1-He is almost always shown as wearing a necklace having 108 beads made with seeds of the Rudraksha tree. The beads represent the elements used in the creation of the world.

2-The Rudraksha necklace points to the ‘Rudra’ aspect of the Lord, which is also His other name. The word 'Rudra' means "strict or uncompromising" and aksha means "eye." It illustrates the fact that Lord Shiva is firm about His cosmic laws and strictly maintains law and order in the universe.



1-The water pot (Kamandalu) often shown adjacent to the Lord is another of his accessories. It is said to be made from a dry pumpkin and containing amrit (nectar). Indian Yogis and sages are seen to carry the Kamandalu as an item of basic necessity. The carrying of the Kamandalu shows the yogic nature of the Lord.

2- But it has a deeper significance. As a ripe pumpkin has been plucked from a plant, its fruit removed and shell cleaned for containing the nectar, an individual too must give up his attachment to the physical world and clean his inner self of egoistic desires to experience the bliss of the Self, symbolized by the nectar in the Kamandalu.



1-The Kundalas refer to the two ear rings;-

1-1-Alakshya -meaning "which cannot be shown by any sign" and

1-2-Niranjan -meaning "which cannot be seen by mortal eyes", worn by the Lord.
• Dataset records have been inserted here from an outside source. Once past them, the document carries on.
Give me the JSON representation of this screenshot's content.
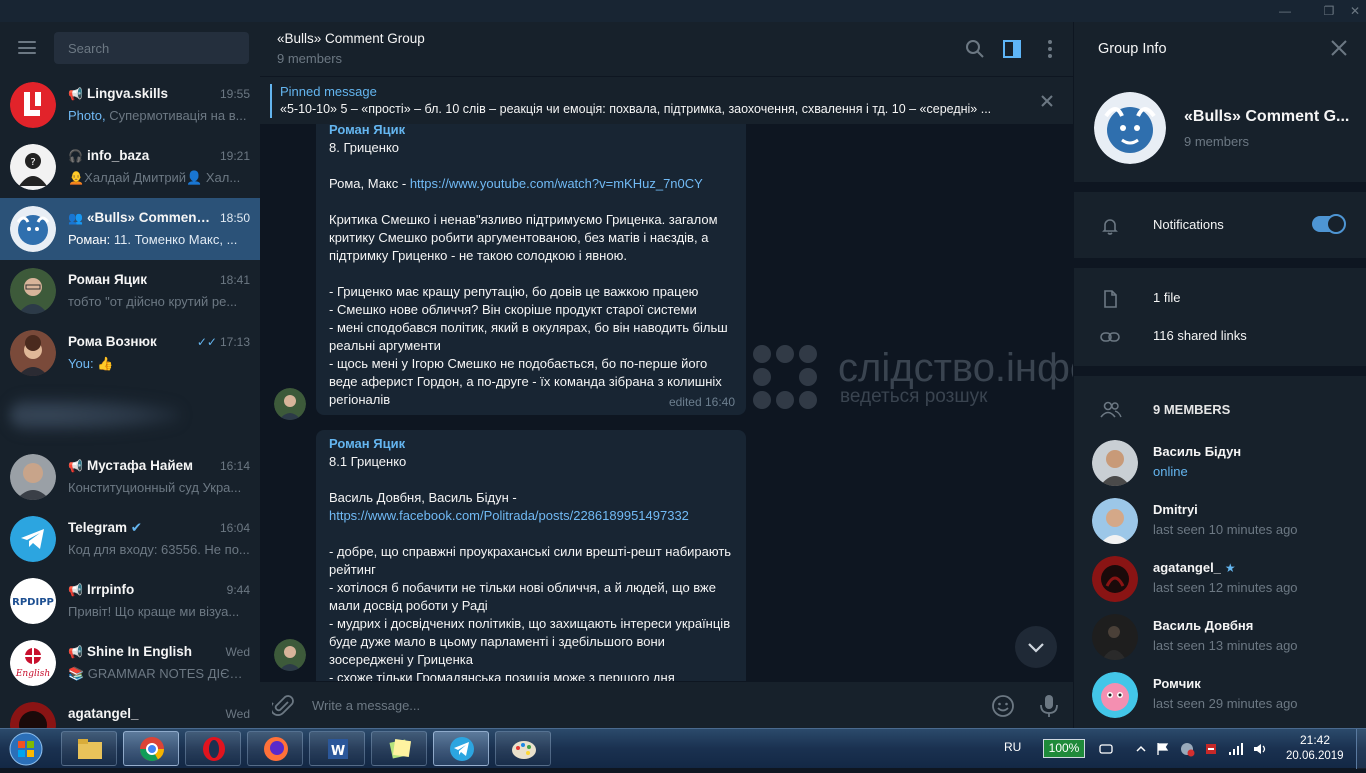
{
  "window": {
    "minimize": "—",
    "restore": "❐",
    "close": "✕"
  },
  "sidebar": {
    "search_placeholder": "Search",
    "chats": [
      {
        "name": "Lingva.skills",
        "icon": "megaphone-icon",
        "time": "19:55",
        "sender": "Photo,",
        "preview": " Супермотивація на в..."
      },
      {
        "name": "info_baza",
        "icon": "bot-icon",
        "time": "19:21",
        "sender": "",
        "preview": "🧑‍🦲Халдай Дмитрий👤 Хал..."
      },
      {
        "name": "«Bulls» Comment ...",
        "icon": "group-icon",
        "time": "18:50",
        "sender": "Роман:",
        "preview": " 11. Томенко  Макс, ..."
      },
      {
        "name": "Роман Яцик",
        "icon": "",
        "time": "18:41",
        "sender": "",
        "preview": "тобто \"от дійсно крутий ре..."
      },
      {
        "name": "Рома Вознюк",
        "icon": "",
        "time": "17:13",
        "sender": "You:",
        "preview": " 👍"
      },
      {
        "name": "",
        "icon": "",
        "time": "",
        "sender": "",
        "preview": ""
      },
      {
        "name": "Мустафа Найем",
        "icon": "megaphone-icon",
        "time": "16:14",
        "sender": "",
        "preview": "Конституционный суд Укра..."
      },
      {
        "name": "Telegram",
        "icon": "verified-icon",
        "time": "16:04",
        "sender": "",
        "preview": "Код для входу: 63556. Не по..."
      },
      {
        "name": "Irrpinfo",
        "icon": "megaphone-icon",
        "time": "9:44",
        "sender": "",
        "preview": "Привіт!  Що краще ми візуа..."
      },
      {
        "name": "Shine In English",
        "icon": "megaphone-icon",
        "time": "Wed",
        "sender": "",
        "preview": "📚 GRAMMAR NOTES ДІЄСЛ..."
      },
      {
        "name": "agatangel_",
        "icon": "",
        "time": "Wed",
        "sender": "",
        "preview": ""
      }
    ]
  },
  "chat": {
    "title": "«Bulls» Comment Group",
    "subtitle": "9 members",
    "pinned_title": "Pinned message",
    "pinned_text": "«5-10-10»  5 – «прості» – бл. 10 слів – реакція чи емоція: похвала, підтримка, заохочення, схвалення і тд. 10 – «середні» ...",
    "messages": [
      {
        "author": "Роман Яцик",
        "lines": [
          "8. Гриценко",
          "",
          "Рома, Макс - ",
          "",
          "Критика Смешко і ненав\"язливо підтримуємо Гриценка. загалом критику Смешко робити аргументованою, без матів і наєздів, а підтримку Гриценко - не такою солодкою і явною.",
          "",
          "- Гриценко має кращу репутацію, бо довів це важкою працею",
          "- Смешко нове обличчя? Він скоріше продукт старої системи",
          "- мені сподобався політик, який в окулярах, бо він наводить більш реальні аргументи",
          "- щось мені у Ігорю Смешко не подобається, бо по-перше його веде аферист Гордон, а по-друге - їх команда зібрана з колишніх регіоналів"
        ],
        "link": "https://www.youtube.com/watch?v=mKHuz_7n0CY",
        "edited": "edited 16:40"
      },
      {
        "author": "Роман Яцик",
        "lines": [
          "8.1 Гриценко",
          "",
          "Василь Довбня, Василь Бідун - ",
          "",
          "- добре, що справжні проукраханські сили врешті-решт набирають рейтинг",
          "- хотілося б побачити не тільки нові обличчя, а й людей, що вже мали досвід роботи у Раді",
          "- мудрих і досвідчених політиків, що захищають інтереси українців буде дуже мало в цьому парламенті і здебільшого вони зосереджені у Гриценка",
          "- схоже тільки Громадянська позиція може з першого дня"
        ],
        "link": "https://www.facebook.com/Politrada/posts/2286189951497332",
        "edited": ""
      }
    ],
    "watermark_main": "слідство.інфо",
    "watermark_sub": "ведеться розшук",
    "compose_placeholder": "Write a message..."
  },
  "info": {
    "title": "Group Info",
    "group_name": "«Bulls» Comment G...",
    "group_members": "9 members",
    "notifications_label": "Notifications",
    "notifications_on": true,
    "files": "1 file",
    "links": "116 shared links",
    "members_header": "9 MEMBERS",
    "members": [
      {
        "name": "Василь Бідун",
        "status": "online",
        "online": true
      },
      {
        "name": "Dmitryi",
        "status": "last seen 10 minutes ago",
        "online": false
      },
      {
        "name": "agatangel_",
        "status": "last seen 12 minutes ago",
        "online": false,
        "star": "★"
      },
      {
        "name": "Василь Довбня",
        "status": "last seen 13 minutes ago",
        "online": false
      },
      {
        "name": "Ромчик",
        "status": "last seen 29 minutes ago",
        "online": false
      }
    ]
  },
  "taskbar": {
    "lang": "RU",
    "battery": "100%",
    "time": "21:42",
    "date": "20.06.2019",
    "apps": [
      "file-explorer-icon",
      "chrome-icon",
      "opera-icon",
      "firefox-icon",
      "word-icon",
      "sticky-notes-icon",
      "telegram-icon",
      "paint-icon"
    ]
  }
}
2-The ornaments in the ears of the Lord signify that He is beyond ordinary perception. It is noteworthy that the kundala in the left ear of the Lord is of the type used by women and the one in His right ear is of the type used by men.

3-The dual type of Kundalas represent the Shiva and Shakti (male and female) principle of creation.


The three line of ashes drawn on the forehead of the Lord is known as the Vibhuti. It signifies the Immortality of the Lord and his manifested glory. 19-MOUNT KAILASHA IN THE HIMALAYAS ;-

02 POINTS;- 1-. Mount Kailāsa is conceived as resembling a Linga. Lord Shiva is most often shown to be seated with the beautiful Himalayas serving as his backdrop.

2-Mount Kailash is said to be His traditional abode. In Hindu mythology, Mount Kailasha is said to represent the center of the universe. This denotes that Lord Shiva is 'Kailas' - the bestower of peace and also 'Kailashadhipati' meaning "Lord Of Mount Kailash". 20-VARANASI/BENARES;- Benares is considered as the city specially-loved by Shiva, and is one of the holiest places of pilgrimage in India. It is referred to, in religious contexts, as Kashi.